Le projet de loi conservateur destiné à augmenter le nombre de députés à la Chambre des communes a été reporté, mais pas écarté. C'est la nuance qu'a tenu à apporter le premier ministre Stephen Harper, vendredi, à Peterborough en Ontario.

Stephen Harper a ainsi réitéré son engagement électoral du printemps dernier de corriger la représentation de l'Ontario, de l'Alberta et de la Colombie-Britannique à la Chambre des communes, afin de refléter leur croissance démographique.

Le leader du gouvernement, Peter Van Loan, avait pourtant annoncé il y a moins d'un mois que le projet serait présenté avant Noël. Cet objectif a été revu, afin d'éviter d'exacerber les susceptibilités du Québec, qui y voyait une manière de diluer sa présence à Ottawa.

Dans la version précédente du projet de loi, nommé C-12, le gouvernement proposait de faire passer de 308 à 338 le nombre de députés à Ottawa. Les nouveaux sièges auraient été principalement concentrés dans les trois provinces de l'Ouest.

«Nous allons augmenter la représentation de l'Ontario, de la Colombie-Britannique et de l'Alberta pour refléter l'augmentation de leurs populations», a ainsi indiqué le premier ministre.

Benoît Pelletier, professeur titulaire à l'Université d'Ottawa, reconnaît que la question démographique justifie un redécoupage et une bonification du nombre d'élus puisque la situation est défavorable à certaines provinces.

«On ne pourra pas continuer à fonctionner avec la formule actuelle parce qu'elle pose un préjudice beaucoup trop grand aux provinces comme l'Alberta, la Colombie-Britannique et l'Ontario dont la population croît», explique Benoît Pelletier.

Patrick Daoust, président de l'Association pour la revendication des droits démocratiques (ARDD), constate aussi qu'en fonction du système actuel, la carte électorale est établie en fonction de la démographie et qu'effectivement, la population augmente dans l'Ouest.

«C'est purement une décision politique que de remettre la modification de la carte électorale. Ça se maintient, l'Ouest gagne en poids démographique et cette tendance n'est pas en train de se renverser, mais va au contraire s'accentuer», a-t-il affirmé.

Ce faisant par contre, l'ARDD redoute que le fossé ne se creuse encore davantage entre l'Est et l'Ouest du Canada. Une telle situation risque de perdurer, tant que des éléments de proportionnalité n'auront pas été inclus au mode de scrutin.

«Il y a une surreprésentation des conservateurs dans l'Ouest canadien par rapport au vote populaire, ce qui amène une perception d'un clivage culturel plus grand qu'il ne l'est réellement, puisque dans les pourcentages de vote, il y a tout de même un support important pour les autres partis politiques», ajoute M. Daoust.

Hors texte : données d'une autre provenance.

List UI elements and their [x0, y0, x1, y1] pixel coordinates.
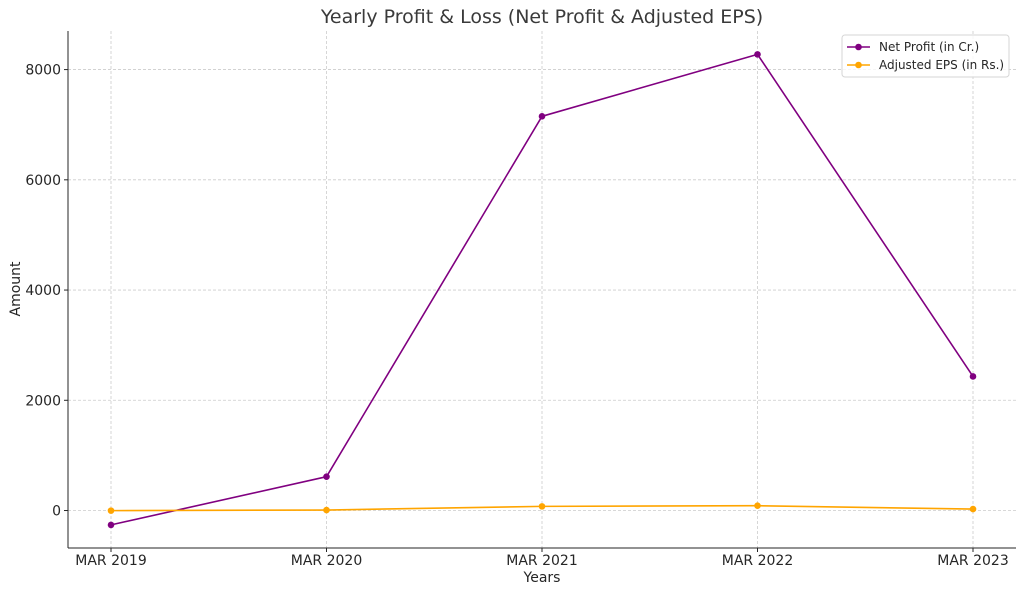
- data-point: [323, 506, 330, 514]
- legend-box: [841, 34, 1010, 78]
- legend-swatch-marker: [855, 61, 862, 69]
- legend-entry-adjusted-eps: Adjusted EPS (in Rs.): [847, 58, 1004, 72]
- y-tick-label: 0: [52, 504, 61, 520]
- data-point: [969, 373, 977, 380]
- data-point: [107, 507, 115, 514]
- data-point: [754, 502, 761, 510]
- data-point: [323, 473, 330, 480]
- x-tick-label: MAR 2020: [291, 553, 362, 569]
- legend: Net Profit (in Cr.) Adjusted EPS (in Rs.…: [841, 34, 1010, 78]
- x-tick-label: MAR 2022: [722, 553, 793, 569]
- x-tick-label: MAR 2019: [75, 553, 146, 569]
- data-point: [754, 51, 761, 58]
- y-tick-label: 8000: [25, 63, 61, 79]
- series: [107, 51, 977, 529]
- data-point: [969, 505, 977, 513]
- data-point: [538, 503, 546, 510]
- legend-swatch-marker: [855, 43, 862, 51]
- legend-label: Adjusted EPS (in Rs.): [879, 58, 1004, 72]
- y-axis-label: Amount: [8, 261, 24, 317]
- x-tick-label: MAR 2023: [937, 553, 1008, 569]
- x-tick-label: MAR 2021: [506, 553, 577, 569]
- data-point: [538, 113, 546, 120]
- legend-entry-net-profit: Net Profit (in Cr.): [847, 40, 979, 54]
- y-tick-label: 4000: [25, 283, 61, 299]
- legend-label: Net Profit (in Cr.): [879, 40, 979, 54]
- series-line-0: [110, 53, 974, 526]
- grid: [68, 31, 1016, 548]
- x-axis-label: Years: [523, 570, 561, 586]
- data-point: [107, 521, 115, 529]
- y-tick-label: 6000: [25, 173, 61, 189]
- chart-title: Yearly Profit & Loss (Net Profit & Adjus…: [320, 6, 763, 28]
- y-tick-label: 2000: [25, 393, 61, 409]
- ticks: MAR 2019 MAR 2020 MAR 2021 MAR 2022 MAR 2023…: [25, 63, 1008, 569]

Même justifié par des arguments autres qu'une stratégie politique, le projet des conservateurs déplaît. Cette proposition impopulaire au Québec a déjà donné lieu à des échanges à l'Assemblée nationale où trois motions ont été adoptées pour exhorter Ottawa à ne pas diminuer le poids de la province aux Communes, où siègent actuellement 75 députés du Québec sur 308 élus.

Benoît Pelletier estime que le Québec pourrait chercher à faire valoir sa spécificité pour éviter de voir sa représentation fondre à la Chambre des communes.

«Des gens au Québec plaident pour que le Québec soit surreprésenté et ait droit à une plus forte représentation que celle à laquelle il a droit. Sur le fait que les Québécois forment une nation et que c'est la société sur laquelle repose, pour l'essentiel, le destin de la langue française en Amérique du Nord», a soutenu M. Pelletier.

Le premier ministre Harper semblait avoir une réponse toute prête à cette argumentation. En promettant de régler la question de la représentation démographique, il a aussi voulu rassurer les autres collectivités canadiennes.

Il a ainsi dit vouloir «protéger le nombre de sièges des plus petites provinces et garder la représentation proportionnelle du Québec».